Video at bottom of story
Watch of video of the Camas-Washougal 9/11 memorial ceremony at the bottom of this story.
Vancouver Fire Department Capt. Perry LeDoux rings the bell in honor of answering a call to service, during the Patriot Day ceremony at Vancouver City Hall on Tuesday.
Honor Guards from the Vancouver Police and Fire departmentd pay tribute during the Patriot Day ceremony at Vancouver City Hall on Tuesday, the 11th anniversary of the Sept. 11, 2001, attacks on the United States.
Eleven years have passed since the terror attacks of Sept. 11, 2001.
It is a day that should never be forgotten, testified county residents, firefighters, police officers and elected officials.
A handful of commemorative ceremonies took place across the county Tuesday.
“It’s a celebration of the selfless acts of courage of 403 firefighters and police officers on that fateful day,” Camas-Washougal Fire Department Chief Nick Swinhart said. “Those who tried till the last minute to save their fellow man even though they knew their own chance of survival was gone.”

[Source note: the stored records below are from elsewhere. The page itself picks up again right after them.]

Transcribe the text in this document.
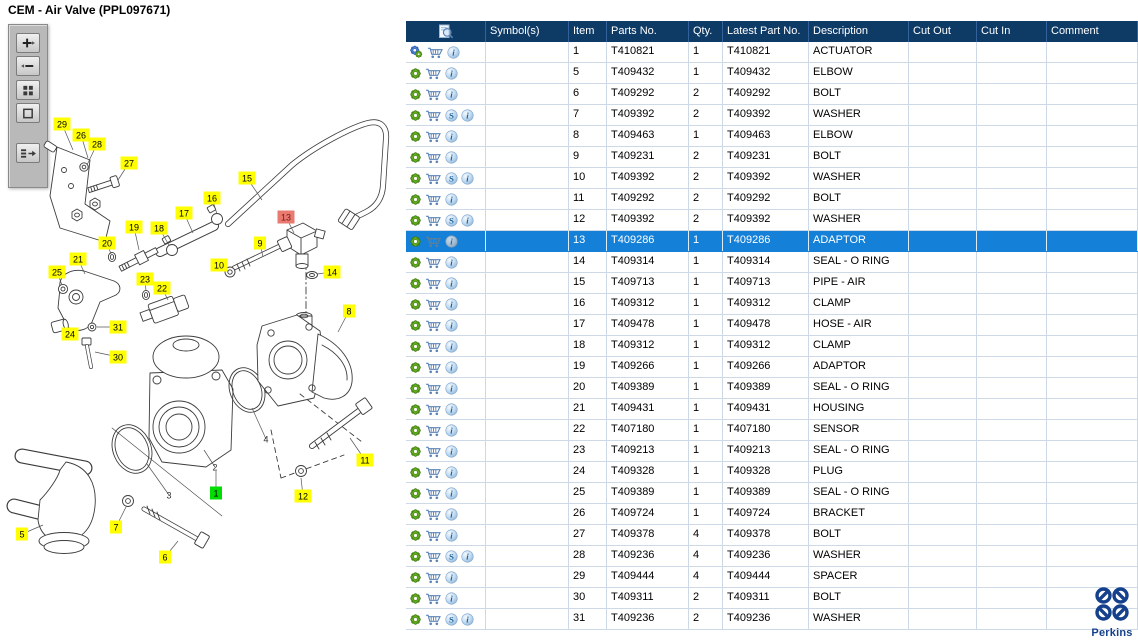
CEM - Air Valve (PPL097671)
29
26
28
27
15
16
17	13
19 18
20	9
21
10
25	14
23
22
8
31
24
30
4
11
2
1
3	12
7
5
6
Symbol(s)	Item	Parts No.	Qty.	Latest Part No.	Description	Cut Out	Cut In	Comment
i	1	T410821	1	T410821	ACTUATOR
i	5	T409432	1	T409432	ELBOW
i	6	T409292	2	T409292	BOLT
S i	7	T409392	2	T409392	WASHER
i	8	T409463	1	T409463	ELBOW
i	9	T409231	2	T409231	BOLT
S i	10	T409392	2	T409392	WASHER
i	11	T409292	2	T409292	BOLT
S i	12	T409392	2	T409392	WASHER
i	13	T409286	1	T409286	ADAPTOR
i	14	T409314	1	T409314	SEAL - O RING
i	15	T409713	1	T409713	PIPE - AIR
i	16	T409312	1	T409312	CLAMP
i	17	T409478	1	T409478	HOSE - AIR
i	18	T409312	1	T409312	CLAMP
i	19	T409266	1	T409266	ADAPTOR
i	20	T409389	1	T409389	SEAL - O RING
i	21	T409431	1	T409431	HOUSING
i	22	T407180	1	T407180	SENSOR
i	23	T409213	1	T409213	SEAL - O RING
i	24	T409328	1	T409328	PLUG
i	25	T409389	1	T409389	SEAL - O RING
i	26	T409724	1	T409724	BRACKET
i	27	T409378	4	T409378	BOLT
S i	28	T409236	4	T409236	WASHER
i	29	T409444	4	T409444	SPACER
i	30	T409311	2	T409311	BOLT
S i	31	T409236	2	T409236	WASHER
Perkins
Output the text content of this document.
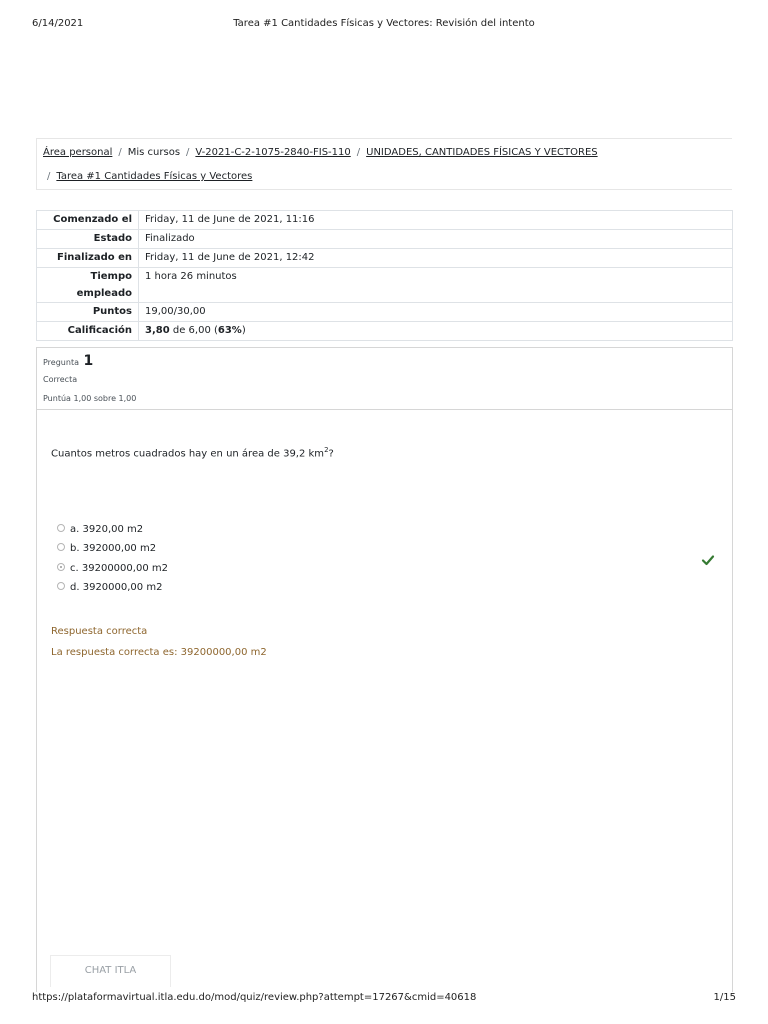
6/14/2021	Tarea #1 Cantidades Físicas y Vectores: Revisión del intento
Área personal / Mis cursos / V-2021-C-2-1075-2840-FIS-110 / UNIDADES, CANTIDADES FÍSICAS Y VECTORES
/ Tarea #1 Cantidades Físicas y Vectores
Comenzado el	Friday, 11 de June de 2021, 11:16
Estado	Finalizado
Finalizado en	Friday, 11 de June de 2021, 12:42
Tiempo empleado	1 hora 26 minutos
Puntos	19,00/30,00
Calificación	3,80 de 6,00 (63%)
Pregunta 1
Correcta
Puntúa 1,00 sobre 1,00
Cuantos metros cuadrados hay en un área de 39,2 $km^2$?
a. 3920,00 m2
b. 392000,00 m2
c. 39200000,00 m2
d. 3920000,00 m2
Respuesta correcta
La respuesta correcta es: 39200000,00 m2
CHAT ITLA
https://plataformavirtual.itla.edu.do/mod/quiz/review.php?attempt=17267&cmid=40618	1/15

He spoke at a morning ceremony in Camas. After Swinhart spoke, a group of firefighters lowered the flag to half-mast, prayers were read, and the group went inside the library for a pancake breakfast prepared by firefighters.
Mary Mabry is one of a few residents who attended the ceremony with firefighters, police, family members and a group of elementary schoolchildren.
“I wish we had more private citizens here this morning,” she said. “I think it’s a very important day.”
She said on Tuesday she planned on flying the flag given to her when her husband, Chuck, who was in the Air Force for four years, died. She flies that flag on important days.
“We as citizens should give our full support to the people who gave their lives that day and never forget,” she said.
That day forever changed the lives of the families of the victims, said Chris Sutter, interim chief of the Vancouver Police Department.
“Our country, our community and our lives will never be the same, either,” he said during a ceremony outside Vancouver City Hall.
Vancouver Fire Chief Joe Molina recalled his experience on that day. Molina said he had just started a shift at a fire station in Waco, Texas, when he first heard about the attacks. He watched on TV as workers helped co-workers, police evacuated buildings and firefighters performed search and rescue and attempted to fight the flames.
“As the fires burned, great acts of courage, selflessness and sacrifice were occurring,” Molina said.
“All these individuals were experiencing a point in their lives when they were called to serve,” Molina said. “Some by design and some by circumstance.”
Then Molina and his crew got a call to respond to someone who was having difficulty breathing.
“We were being called to serve,” he said. “Although the event was not comparable, the spirit of being called to serve was, and just for a moment, we were with them in the building.”
Vancouver City Councilor Larry Smith said Sept. 11, now called Patriot Day, is a time to honor police, firefighters, first responders and the military.
“We salute them. We honor them. We remember them,” he said.
Clark County Fire District 3 firefighters planted 304 American flags in front of the Hockinson station — 300, each representing 10 people killed on 9/11, and four larger flags for the four sites that were attacked.
“A lot of people slow down or honk or wave,” said Chief Steve Wrightson.
About 30 people showed up to the annual ceremony.
Around 7 a.m., firefighters did the traditional ringing of the bell ceremony, where the fire alarm is rung in three sets of five rings to honor firefighters who lost their lives on duty.
Clark County Commissioner Marc Boldt and fire Chaplain Mike White spoke about how ordinary citizens stepped up that day and made the country better. They said we should never forget, but move forward with strength and resolve.
Youth from Hockinson Community Church sang “God Bless the U.S.A.” and “God Bless America.” Afterwards, people watched a short video on 9/11, showing the names and faces of those who died.
Wrightson said on Patriot Day people should remember not just the firefighters and emergency responders but all the people who were killed that day.
East County Fire & Rescue started its traditional Ceremony of Remembrance on Tuesday evening with a spaghetti dinner. After sunset, firefighters and participants lit tea candles in white sandwich bags as volunteers read the names of the 343 New York firefighters who lost their lives on 9/11.
“The whole bag glows and it’s absolutely beautiful,” said volunteer Rick Knapp.
The Fort Vancouver Pipe Band played “Amazing Grace” and the Columbia Presbyterian Church’s bell choir played “Song of Peace” written to commemorate the Oklahoma City bombings and the 9/11 attacks.
A group of local motorcyclists arrived at the evening’s events with big flags strapped to their bikes.
“One of the big reasons why we do this (ceremony), is so our children don’t forget,” Knapp said.